K-means is well defined only for Euclidean spaces, where distance between vector A and B is expressed as
|| A - B || = sqrt( SUM_i (A_i - B_i)^2 )
thus if you want to "weight" particular feature, you would like something like
|| A - B ||_W = sqrt( SUM_i w_i(A_i - B_i)^2 )
which would result in feature i being much more important (if w_i>1) - thus you would get a bigger penalty for having different value (in terms of bag of words/set of words - it simply means that if two documents have different amount of this particular word, they are assumed to be much more different than the ones which differ on another set of words).
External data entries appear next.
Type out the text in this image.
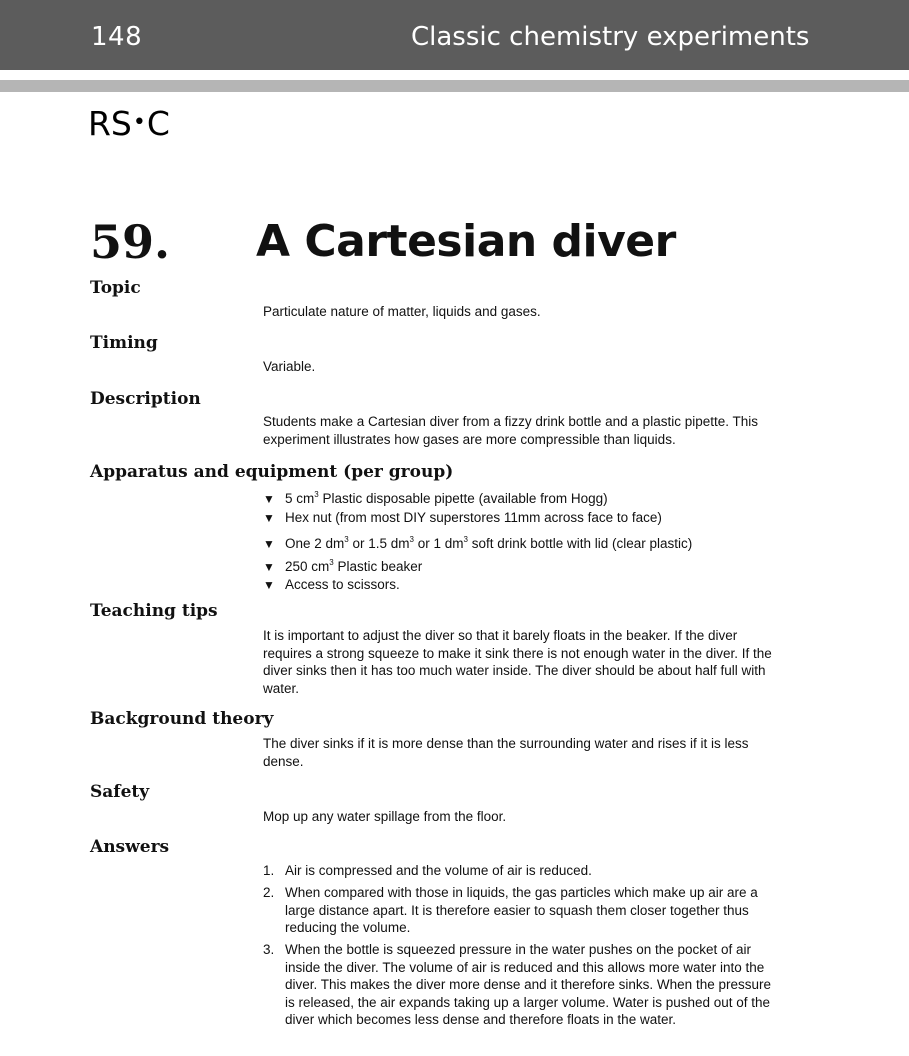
148	Classic chemistry experiments
RS•C
59. A Cartesian diver
Topic
Particulate nature of matter, liquids and gases.
Timing
Variable.
Description
Students make a Cartesian diver from a fizzy drink bottle and a plastic pipette. This experiment illustrates how gases are more compressible than liquids.
Apparatus and equipment (per group)
▼ 5 $cm^3$ Plastic disposable pipette (available from Hogg)
▼ Hex nut (from most DIY superstores 11mm across face to face)
▼ One 2 $dm^3$ or 1.5 $dm^3$ or 1 $dm^3$ soft drink bottle with lid (clear plastic)
▼ 250 $cm^3$ Plastic beaker
▼ Access to scissors.
Teaching tips
It is important to adjust the diver so that it barely floats in the beaker. If the diver requires a strong squeeze to make it sink there is not enough water in the diver. If the diver sinks then it has too much water inside. The diver should be about half full with water.
Background theory
The diver sinks if it is more dense than the surrounding water and rises if it is less dense.
Safety
Mop up any water spillage from the floor.
Answers
1. Air is compressed and the volume of air is reduced.
2. When compared with those in liquids, the gas particles which make up air are a large distance apart. It is therefore easier to squash them closer together thus reducing the volume.
3. When the bottle is squeezed pressure in the water pushes on the pocket of air inside the diver. The volume of air is reduced and this allows more water into the diver. This makes the diver more dense and it therefore sinks. When the pressure is released, the air expands taking up a larger volume. Water is pushed out of the diver which becomes less dense and therefore floats in the water.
So how can you enforce it? Well, basic maths is all you need! You can easily see that
|| A - B ||_W = || sqrt(W)*A - sqrt(W)*B ||
in other words - you take out your tfidf transformer (or whatever you use to map your text to constant size vector), check which features are responsible for words you are interested in, you create a vector of ones (with size equal to number of dimensions) and increase values for the words you care about (for example 10x) and take square root of this thing. Then, you simply preprocess all your data by multipling "point-wise" with broadcasting (np.multiply
) by this weight vector. That's all you need, now your words will be more important in this well defined manner. From mathematical perspective this is introducing Mahalanobis distance instead of Euclidean, with the covariance matrix equal to w*I (thus - diagonal Gaussian used as a generator of your norm).